Un’indagine dell’Agenzia italiana per la gioventù, realizzata tra dicembre 2023 e febbraio 2024 utilizzando un campione rappresentativo di giovani residenti in Italia, di età compresa tra i 15 e i 35 anni, mostra che ciò che più li preoccupa è un lavoro sottopagato (54,7%) o instabile (47,3%). Soltanto in coda alla graduatoria delle preoccupazioni si collocano il timore di dover lavorare nei giorni festivi e/o in orari notturni (8,6%) e quella di doversi trasferire in un’altra Regione/Paese (13,8%), restituendo una fotografia del tutto antitetica rispetto alla narrazione dei «fannulloni».

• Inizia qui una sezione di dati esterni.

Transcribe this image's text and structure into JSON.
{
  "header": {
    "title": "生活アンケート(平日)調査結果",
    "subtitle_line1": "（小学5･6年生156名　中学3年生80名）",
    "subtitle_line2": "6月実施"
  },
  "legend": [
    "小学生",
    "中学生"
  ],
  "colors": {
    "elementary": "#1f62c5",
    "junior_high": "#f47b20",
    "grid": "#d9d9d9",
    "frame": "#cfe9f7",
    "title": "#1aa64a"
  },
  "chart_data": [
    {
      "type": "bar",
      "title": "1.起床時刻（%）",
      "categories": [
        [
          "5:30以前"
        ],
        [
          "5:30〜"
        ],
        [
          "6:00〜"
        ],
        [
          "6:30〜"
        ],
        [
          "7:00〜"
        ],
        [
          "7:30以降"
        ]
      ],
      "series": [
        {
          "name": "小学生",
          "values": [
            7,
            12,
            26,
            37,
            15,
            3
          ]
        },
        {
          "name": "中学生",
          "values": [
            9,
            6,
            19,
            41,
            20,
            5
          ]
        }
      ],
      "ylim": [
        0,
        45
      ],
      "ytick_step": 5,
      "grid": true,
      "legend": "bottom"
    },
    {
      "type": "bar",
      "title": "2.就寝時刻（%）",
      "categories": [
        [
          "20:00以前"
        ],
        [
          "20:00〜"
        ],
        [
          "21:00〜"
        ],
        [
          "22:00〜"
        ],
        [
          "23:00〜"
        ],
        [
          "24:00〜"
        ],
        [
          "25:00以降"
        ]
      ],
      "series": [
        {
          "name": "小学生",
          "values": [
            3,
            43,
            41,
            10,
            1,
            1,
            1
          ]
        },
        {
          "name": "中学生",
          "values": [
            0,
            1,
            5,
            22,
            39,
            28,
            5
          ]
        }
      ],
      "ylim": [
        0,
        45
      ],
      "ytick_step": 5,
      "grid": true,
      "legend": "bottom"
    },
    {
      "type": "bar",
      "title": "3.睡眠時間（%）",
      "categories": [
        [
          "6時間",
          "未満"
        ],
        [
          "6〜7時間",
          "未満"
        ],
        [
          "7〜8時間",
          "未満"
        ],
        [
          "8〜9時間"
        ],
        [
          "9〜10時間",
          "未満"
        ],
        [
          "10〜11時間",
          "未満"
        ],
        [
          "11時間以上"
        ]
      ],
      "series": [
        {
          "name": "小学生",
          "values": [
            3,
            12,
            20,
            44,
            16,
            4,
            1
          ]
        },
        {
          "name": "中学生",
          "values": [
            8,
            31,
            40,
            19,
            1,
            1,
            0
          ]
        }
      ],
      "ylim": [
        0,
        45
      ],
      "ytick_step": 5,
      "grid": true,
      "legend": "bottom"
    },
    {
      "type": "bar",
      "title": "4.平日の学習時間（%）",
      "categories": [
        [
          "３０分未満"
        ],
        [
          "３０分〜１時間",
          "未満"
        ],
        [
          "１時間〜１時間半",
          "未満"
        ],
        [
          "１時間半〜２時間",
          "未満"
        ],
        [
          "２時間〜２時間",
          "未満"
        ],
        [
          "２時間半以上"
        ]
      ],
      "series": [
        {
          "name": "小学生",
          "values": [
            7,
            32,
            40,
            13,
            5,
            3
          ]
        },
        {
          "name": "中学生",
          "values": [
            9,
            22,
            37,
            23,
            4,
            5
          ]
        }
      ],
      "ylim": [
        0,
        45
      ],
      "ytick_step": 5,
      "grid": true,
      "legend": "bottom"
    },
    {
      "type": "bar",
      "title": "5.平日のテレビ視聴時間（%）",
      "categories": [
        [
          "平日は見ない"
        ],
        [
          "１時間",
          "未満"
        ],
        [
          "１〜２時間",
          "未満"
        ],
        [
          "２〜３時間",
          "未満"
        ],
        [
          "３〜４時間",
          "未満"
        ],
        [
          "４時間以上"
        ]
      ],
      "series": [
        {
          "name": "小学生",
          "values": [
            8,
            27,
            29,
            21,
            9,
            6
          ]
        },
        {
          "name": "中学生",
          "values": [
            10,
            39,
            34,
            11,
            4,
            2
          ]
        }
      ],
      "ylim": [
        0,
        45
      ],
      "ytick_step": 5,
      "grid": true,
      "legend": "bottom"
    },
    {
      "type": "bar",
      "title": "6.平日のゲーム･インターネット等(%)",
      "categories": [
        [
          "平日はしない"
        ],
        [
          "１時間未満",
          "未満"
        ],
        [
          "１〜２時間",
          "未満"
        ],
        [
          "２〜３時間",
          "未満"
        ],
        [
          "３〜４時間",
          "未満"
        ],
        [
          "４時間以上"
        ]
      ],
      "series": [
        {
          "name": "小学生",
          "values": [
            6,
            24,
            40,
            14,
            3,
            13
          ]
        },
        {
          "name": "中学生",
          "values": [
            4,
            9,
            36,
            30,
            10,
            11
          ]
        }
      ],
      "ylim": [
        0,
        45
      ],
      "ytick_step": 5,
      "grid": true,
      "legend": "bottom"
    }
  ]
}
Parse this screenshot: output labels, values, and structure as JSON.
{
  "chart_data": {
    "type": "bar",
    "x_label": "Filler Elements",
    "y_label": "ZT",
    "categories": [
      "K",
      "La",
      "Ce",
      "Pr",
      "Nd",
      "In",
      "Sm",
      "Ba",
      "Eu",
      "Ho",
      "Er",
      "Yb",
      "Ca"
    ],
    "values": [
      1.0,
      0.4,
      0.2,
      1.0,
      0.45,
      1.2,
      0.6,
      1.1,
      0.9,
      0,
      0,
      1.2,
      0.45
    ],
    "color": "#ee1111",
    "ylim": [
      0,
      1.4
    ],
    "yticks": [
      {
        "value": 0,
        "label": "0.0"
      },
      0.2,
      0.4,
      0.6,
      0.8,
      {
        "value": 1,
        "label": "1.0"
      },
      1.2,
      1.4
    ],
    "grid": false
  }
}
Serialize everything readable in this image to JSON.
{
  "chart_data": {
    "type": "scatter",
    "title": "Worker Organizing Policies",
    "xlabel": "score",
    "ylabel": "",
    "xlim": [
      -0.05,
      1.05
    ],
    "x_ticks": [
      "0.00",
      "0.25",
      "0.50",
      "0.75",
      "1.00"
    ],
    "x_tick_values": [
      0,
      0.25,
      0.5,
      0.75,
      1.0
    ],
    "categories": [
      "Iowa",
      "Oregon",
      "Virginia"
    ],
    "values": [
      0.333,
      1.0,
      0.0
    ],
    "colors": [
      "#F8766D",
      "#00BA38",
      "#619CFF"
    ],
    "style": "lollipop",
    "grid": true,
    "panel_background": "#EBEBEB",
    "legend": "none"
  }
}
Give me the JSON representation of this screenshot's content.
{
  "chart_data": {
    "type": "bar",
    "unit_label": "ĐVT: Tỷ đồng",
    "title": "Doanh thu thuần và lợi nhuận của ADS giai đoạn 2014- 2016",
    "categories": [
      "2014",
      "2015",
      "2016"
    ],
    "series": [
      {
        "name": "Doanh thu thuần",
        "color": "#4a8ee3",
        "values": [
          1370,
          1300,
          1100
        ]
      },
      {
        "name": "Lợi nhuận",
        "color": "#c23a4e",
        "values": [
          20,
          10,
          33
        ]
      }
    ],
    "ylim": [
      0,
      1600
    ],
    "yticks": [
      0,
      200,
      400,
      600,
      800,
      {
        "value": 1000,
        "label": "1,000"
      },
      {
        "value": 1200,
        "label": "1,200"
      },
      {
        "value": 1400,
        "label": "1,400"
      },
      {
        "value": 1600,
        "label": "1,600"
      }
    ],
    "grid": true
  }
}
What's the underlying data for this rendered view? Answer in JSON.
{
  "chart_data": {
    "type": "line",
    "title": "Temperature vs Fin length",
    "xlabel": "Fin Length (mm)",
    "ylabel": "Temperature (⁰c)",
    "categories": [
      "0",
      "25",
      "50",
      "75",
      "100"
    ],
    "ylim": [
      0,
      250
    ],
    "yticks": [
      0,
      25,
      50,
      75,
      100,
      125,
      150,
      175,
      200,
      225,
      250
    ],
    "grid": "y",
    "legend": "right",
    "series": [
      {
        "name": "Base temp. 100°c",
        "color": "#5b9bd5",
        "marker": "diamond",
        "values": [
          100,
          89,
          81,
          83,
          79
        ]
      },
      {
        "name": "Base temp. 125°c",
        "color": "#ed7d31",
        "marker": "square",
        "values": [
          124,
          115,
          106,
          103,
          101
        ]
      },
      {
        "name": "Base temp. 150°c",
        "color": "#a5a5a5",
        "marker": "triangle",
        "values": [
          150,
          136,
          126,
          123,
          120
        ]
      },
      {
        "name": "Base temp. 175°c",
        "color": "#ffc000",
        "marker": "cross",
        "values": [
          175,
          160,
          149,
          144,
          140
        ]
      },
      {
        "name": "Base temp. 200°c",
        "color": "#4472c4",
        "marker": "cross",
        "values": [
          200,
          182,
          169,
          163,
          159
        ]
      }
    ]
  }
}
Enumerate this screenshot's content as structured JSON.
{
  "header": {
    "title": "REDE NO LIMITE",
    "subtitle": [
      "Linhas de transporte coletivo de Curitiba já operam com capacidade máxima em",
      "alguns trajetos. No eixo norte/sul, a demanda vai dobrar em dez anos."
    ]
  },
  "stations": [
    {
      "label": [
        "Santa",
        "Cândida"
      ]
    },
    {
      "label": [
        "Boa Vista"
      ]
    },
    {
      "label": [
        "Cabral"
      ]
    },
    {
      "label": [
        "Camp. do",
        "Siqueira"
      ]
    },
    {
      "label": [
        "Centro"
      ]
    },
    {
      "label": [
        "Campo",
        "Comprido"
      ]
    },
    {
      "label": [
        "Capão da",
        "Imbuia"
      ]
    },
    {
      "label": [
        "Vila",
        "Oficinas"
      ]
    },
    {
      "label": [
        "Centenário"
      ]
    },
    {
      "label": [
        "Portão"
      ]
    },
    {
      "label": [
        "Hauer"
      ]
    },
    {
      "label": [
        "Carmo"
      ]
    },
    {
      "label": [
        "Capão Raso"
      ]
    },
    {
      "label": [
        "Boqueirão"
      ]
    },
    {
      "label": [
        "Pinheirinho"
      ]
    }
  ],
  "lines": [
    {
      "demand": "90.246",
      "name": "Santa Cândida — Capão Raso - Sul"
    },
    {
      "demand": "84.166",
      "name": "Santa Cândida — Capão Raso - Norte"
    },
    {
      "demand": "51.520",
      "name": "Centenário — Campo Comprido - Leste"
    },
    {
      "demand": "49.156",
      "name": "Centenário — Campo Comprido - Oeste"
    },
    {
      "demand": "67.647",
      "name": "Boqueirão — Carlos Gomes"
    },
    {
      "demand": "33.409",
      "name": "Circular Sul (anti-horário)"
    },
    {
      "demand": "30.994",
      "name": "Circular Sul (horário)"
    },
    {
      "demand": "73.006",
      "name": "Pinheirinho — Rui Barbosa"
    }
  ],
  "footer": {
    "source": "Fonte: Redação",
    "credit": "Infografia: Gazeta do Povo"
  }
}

Ne emergono giovani donne e giovani uomini che ambiscono ad una prospettiva di carriera, ad un orizzonte stabile e di crescita che permetta loro di crearsi una famiglia, magari avere dei figli.
Siamo sicuri che ciò possa avvenire con una crescita basata su un turismo mordi e fuggi dove la prospettiva è quella di fare al massimo il cameriere o il bagnino (anche se qualcuno può sempre sperare di arricchirsi ereditando una concessione balneare)? Sono domande che invitano a riflettere su quanto sia lungimirante compiacersi di una crescita basata su servizi poveri.
Come pure se sia realistico puntare su una scuola che continua a fare finta che la rivoluzione tecnologica stia interessando tutto il mondo tranne il nostro Paese. Le recenti linee guida del ministero per l’Istruzione e il merito per le discipline Stem (scienza, tecnologia, ingegneria e matematica) sono molto precise nel descrivere l’obiettivo di sviluppare e rafforzare le competenze Stem in tutti i cicli scolastici, dall’asilo nido alla scuola secondaria di secondo grado, in particolare per le donne. Peccato che non dedichino neppure una riga al tema di dove si troveranno insegnanti capaci di fare tutto ciò.